October 11, 2016

INTERNET DAN SEPASANG CINCIN PERAK

Ada yang bilang bahwa manusia bisa hidup tanpa makan seharian tapi akan sangat gelisah kalau tidak ada listrik dan jaringan internet. Memang opini itu disampaikan dalam meme internet yang entah sudah di share keberapa kalinya dan siapa penggagasnya sudah tidak ketahuan lagi siapa, tapi ya memang opini yang mirip dan serupa sering kita temui kok. Tidak cuma meme, kadang juga video kreatif yang diparodikan oleh anak-anak muda.

Iya kita sekecanduan itu pada koneksi internet, bahkan saya pun rasanya tidak bisa menjalani hari tanpa mengecek inbox email dan notifikasi sosial media. Rasanya itu sudah jadi bagian dari rutinitas, serutin bangun tidur dan tangan meraba-raba kemana ponsel terletak untuk melihat jam berapa saat itu bukannya malah menengok pertama kali pada jam dinding.
Iya?
Kalau saya iya sih :p

Hari ini, segala hal tidak berjalan seperti yang saya rencanakan, penginnya bangun pagi langsung mandi dan mengerjakan cicilan tulisan selain membaca buku teks dari lembaga pelatihan tapi semuanya berantakan ketika saya baru saja selesai mandi, bersiap duduk menghadapi layar kotak komputer portabel dan mendadak lampu kamar mati. Iya saya suka menyalakan lampu ketika harus menulis karena berada di tempat kurang cahaya rupanya kurang baik akibatnya bagi mata saya yang saat ini sedang berkurang kualitas penglihatannya. Pada benda-benda jauh rasanya jadi blur atau double. Dengan riwayat kesehatan mata yang nggak pernah nggak bagus pada sekian tahun terakhir, ini cukup meresahkan saya. Sebelum-sebelumnya memang saya sering menulis dengan cahaya alami yang terdapat di dalam rumah. Saya rasa itu salah satu penyebabnya.
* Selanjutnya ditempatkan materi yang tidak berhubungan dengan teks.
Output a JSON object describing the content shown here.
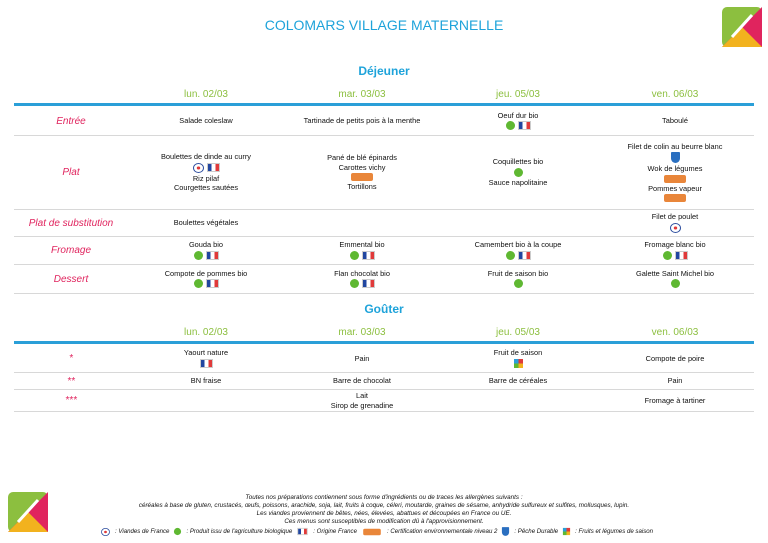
{
  "header": {
    "title": "COLOMARS VILLAGE MATERNELLE"
  },
  "lunch": {
    "heading": "Déjeuner",
    "days": [
      "lun. 02/03",
      "mar. 03/03",
      "jeu. 05/03",
      "ven. 06/03"
    ],
    "rows": [
      {
        "label": "Entrée",
        "cells": [
          [
            "Salade coleslaw"
          ],
          [
            "Tartinade de petits pois à la menthe"
          ],
          [
            "Oeuf dur bio"
          ],
          [
            "Taboulé"
          ]
        ]
      },
      {
        "label": "Plat",
        "cells": [
          [
            "Boulettes de dinde au curry",
            "Riz pilaf",
            "Courgettes sautées"
          ],
          [
            "Pané de blé épinards",
            "Carottes vichy",
            "Tortillons"
          ],
          [
            "Coquillettes bio",
            "Sauce napolitaine"
          ],
          [
            "Filet de colin au beurre blanc",
            "Wok de légumes",
            "Pommes vapeur"
          ]
        ]
      },
      {
        "label": "Plat de substitution",
        "cells": [
          [
            "Boulettes végétales"
          ],
          [],
          [],
          [
            "Filet de poulet"
          ]
        ]
      },
      {
        "label": "Fromage",
        "cells": [
          [
            "Gouda bio"
          ],
          [
            "Emmental bio"
          ],
          [
            "Camembert bio à la coupe"
          ],
          [
            "Fromage blanc bio"
          ]
        ]
      },
      {
        "label": "Dessert",
        "cells": [
          [
            "Compote de pommes bio"
          ],
          [
            "Flan chocolat bio"
          ],
          [
            "Fruit de saison bio"
          ],
          [
            "Galette Saint Michel bio"
          ]
        ]
      }
    ]
  },
  "snack": {
    "heading": "Goûter",
    "days": [
      "lun. 02/03",
      "mar. 03/03",
      "jeu. 05/03",
      "ven. 06/03"
    ],
    "rows": [
      {
        "label": "*",
        "cells": [
          [
            "Yaourt nature"
          ],
          [
            "Pain"
          ],
          [
            "Fruit de saison"
          ],
          [
            "Compote de poire"
          ]
        ]
      },
      {
        "label": "**",
        "cells": [
          [
            "BN fraise"
          ],
          [
            "Barre de chocolat"
          ],
          [
            "Barre de céréales"
          ],
          [
            "Pain"
          ]
        ]
      },
      {
        "label": "***",
        "cells": [
          [],
          [
            "Lait",
            "Sirop de grenadine"
          ],
          [],
          [
            "Fromage à tartiner"
          ]
        ]
      }
    ]
  },
  "footer": {
    "lines": [
      "Toutes nos préparations contiennent sous forme d'ingrédients ou de traces les allergènes suivants :",
      "céréales à base de gluten, crustacés, œufs, poissons, arachide, soja, lait, fruits à coque, céleri, moutarde, graines de sésame, anhydride sulfureux et sulfites, mollusques, lupin.",
      "Les viandes proviennent de bêtes, nées, élevées, abattues et découpées en France ou UE.",
      "Ces menus sont susceptibles de modification dû à l'approvisionnement."
    ],
    "legend": [
      ": Viandes de France",
      ": Produit issu de l'agriculture biologique",
      ": Origine France",
      ": Certification environnementale niveau 2",
      ": Pêche Durable",
      ": Fruits et légumes de saison"
    ]
  }
}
Setelah saya tunggu berjam-jam, lampu masih juga mati. Saya mulai gemes pengin nguyel-nguyel petugas PLN-nya karena hari sudah siang dan to do list saya sama sekali belum jalan. Padahal waktu saya pendek cuma sampai sore saja untuk mengerjakan itu semua.

Jadi kemudian inilah, berbekal tas ransel berisikan laptop, planner dan dompet saya pindah ke cafe dalam mall. Demi mengerjakan satu per satu to do list yang belum juga sempat dibereskan sedari pagi-pagi tadi. Disela pusing dan terasa buntu di kepala, saya melewatkan waktu dengan browsing model cincin tunangan perak di MatahariMall. Iya jenis orang masa kini banget saya, lagi uninspired larinya ke browsing-browsing internet juga. Cuma beda aja situsnya yang diubek, ke e-commerce window shopping siapa tahu khilaf shopping beneran. LOL.

Ngapain kok nyarinya model cincin tunangan perak di MatahariMall? Padahal saya kan nggak lagi mau tunangan?

Ehm, saya pernah bercerita bahwa hingga saat ini saya tidak memakai cincin pernikahan kemana-mana. Iya sampai saat ini. Satu sisi saya merasa lebih nyaman bepergian tanpa cincin nikah karena sederhananya ya itu cincin emas beneran bukan cincin dari permen anak-anak yang kalau mrosot lepas dari jari bisa langsung beli lagi 10. Sementara cincin nikah kami cuma satu, buat saya doang dan kegedean. Mau dijual beli lagi yang pas tuh sayang sama kenangannya, plus saya juga parnoan pakai perhiasan emas kemana-mana.

Yang aman bagi kami adalah dengan membeli cincin perak yang sepasang, dengan begitu saya maupun suami bisa sama-sama pakai cincinnya terus lebih sreg di hati aja kalau mau dibawa kemana-mana. Kami nggak punya banyak waktu juga untuk survey dari toko ke toko karena itu lebih enak browsing-nya di e-commerce. Pokoknya sepasang, dan modelnya sih dia pasrah aja sama selera saya. Nggak banyak e-commerce yang jualan model cincin sepasang sebanyak yang ditawarkan MatahariMall, jadi bisa lebih leluasa sih milih-milihnya.

Ini model yang saya lagi taksir sementara ini, masih milih-milih juga sih. Worth to buy banget lho ini cuma 400ribuan sepasang tapi nggak kelihatan murce. Model model cincin tunangan perak ini juga cukup elegan nggak over kalau dipakai seusia kami.

Teman-teman pakai cincin nikah juga? Sepasang atau gimana?